Lo que cubro: “Mi nombre es Ivette Sosa y soy periodista”

Por Ivette Sosa @ivettesosaT2

28 may 2013, 12:00 am 3 min de lectura

El otro día estaba en un tribunal cuando un alguacil se me acercó para advertirme que hiciera mis entrevistas detrás de la valla que ubica próxima a los elevadores. Siempre he sido respetuosa de las reglas, sobre todo aquellas que impone la Administración de Tribunales. Cuando le expresé que eso era lo que se hacía de ordinario, me dijo: “Ayer una colega suya de otro canal vino entrevistando a un testigo por todo este pasillo hasta llegar a la entrada de esta sala. Eso no está permitido”, concluyó en un tono de voz firme. La pregunta automática se me escapó: “¿Quién fue esa?”. ¡Cuál fue mi sorpresa al conocer de quién se trataba! Aunque no revelaré su nombre en este espacio, sí quisiera poner unos cuantos puntos sobre las íes. “Mi nombre es Ivette Sosa y soy periodista”, le dije, apretando fuertemente la mano de aquel alguacil, quien juzgó a justos por pecadores. “No trabajo para programas de chismes. Hay que hacer la distinción. Quien violentó su reglamento no es periodista”, puntualicé. El rostro del alguacil cambió de color. Noté que sintió vergüenza ajena y continué con todo lo que me provocó responderle.

Con la franqueza que me caracteriza, le dije que con quien tenía que hablar era con quienes habían roto las reglas que los periodistas observamos a diario. Esa persona no era periodista; trabaja en esos programitas donde se ventila la vida privada de las figuras públicas y donde (en ocasiones) se dañan reputaciones. Quienes llevamos el periodismo en la sangre respetamos las numerosas reglas en nuestro rol informativo. Respetamos el trabajo de otros compañeros, aunque sean de la competencia.  Y es que no son periodistas aquellos que interrumpen una entrevista importante en un caso de alto perfil para preguntar acerca de un rumor o un mero bochinche de barrio.
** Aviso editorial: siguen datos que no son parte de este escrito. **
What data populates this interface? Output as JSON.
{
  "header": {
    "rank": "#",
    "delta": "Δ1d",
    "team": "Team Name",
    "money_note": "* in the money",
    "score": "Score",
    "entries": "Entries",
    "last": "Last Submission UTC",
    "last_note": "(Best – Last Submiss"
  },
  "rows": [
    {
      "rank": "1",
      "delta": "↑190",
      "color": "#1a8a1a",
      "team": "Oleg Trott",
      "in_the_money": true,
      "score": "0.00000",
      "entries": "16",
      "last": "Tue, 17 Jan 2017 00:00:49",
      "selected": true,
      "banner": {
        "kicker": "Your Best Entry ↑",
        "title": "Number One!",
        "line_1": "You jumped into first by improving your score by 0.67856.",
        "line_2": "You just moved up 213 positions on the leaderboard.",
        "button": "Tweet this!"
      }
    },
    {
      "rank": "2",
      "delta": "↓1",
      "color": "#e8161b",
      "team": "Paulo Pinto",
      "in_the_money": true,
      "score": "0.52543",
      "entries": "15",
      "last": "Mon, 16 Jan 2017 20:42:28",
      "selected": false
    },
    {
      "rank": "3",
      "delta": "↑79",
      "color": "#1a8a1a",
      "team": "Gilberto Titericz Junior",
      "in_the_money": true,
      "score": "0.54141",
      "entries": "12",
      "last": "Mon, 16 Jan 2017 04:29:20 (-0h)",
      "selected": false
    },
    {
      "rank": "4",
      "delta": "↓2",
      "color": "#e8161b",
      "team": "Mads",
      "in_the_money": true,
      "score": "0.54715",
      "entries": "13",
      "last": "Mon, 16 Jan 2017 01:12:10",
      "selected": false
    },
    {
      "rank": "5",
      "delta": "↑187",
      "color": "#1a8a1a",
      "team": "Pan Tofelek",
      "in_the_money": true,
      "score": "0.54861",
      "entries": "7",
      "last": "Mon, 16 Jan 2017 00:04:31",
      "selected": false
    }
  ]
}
Tampoco lo son aquellos que, quizás queriendo pautarse en los noticiarios serios, se meten en los tiros de cámara de los canales comerciales.  Mire, si usted trabaja en un programa de chismes, no es periodista o, por lo menos, se quitó el sombrero de esta ilustre profesión para ponerse el gorro de un chismoso momentáneamente, pues supongo tendrá que llevar el pan a su mesa.
 
El colmo es que, en estos programitas, hay quienes se cantan de “periodistas investigativos”. No lo son. Nunca lo serán y esa es la verdad “monda y lironda”. En otra ocasión, una de estas personas llegó tardísimo a un caso judicial. Tras tirar la puerta, interrumpió el proceso haciendo un escándalo para ubicarse en la atestada sala. No llevaba una libreta para hacer sus apuntes, pero sí portaba un extraño bolígrafo que desde un avión se sabría que era una pequeña grabadora. A la vista de todos, sacó  aquel  “bolígrafo-cámara” y comenzó a grabar parte de los procedimientos. ¡Qué iluso el seudoperiodista! Como si la Administración de Tribunales no se fuera a enterar de los visuales que presentaría ese mismo día en su programita. ¡Hello!

Así las cosas, le sugerí al alguacil que sus superiores podían reunirse con quienes violenten las reglas o llamarles la atención como Dios manda, excluyendo a todos los que seguimos las normas al pie de la letra. ¡Distancia y categoría por Dios!  El tiempo dirá si tomará o no mi humilde recomendación.  ¡Que Dios nos coja confesados!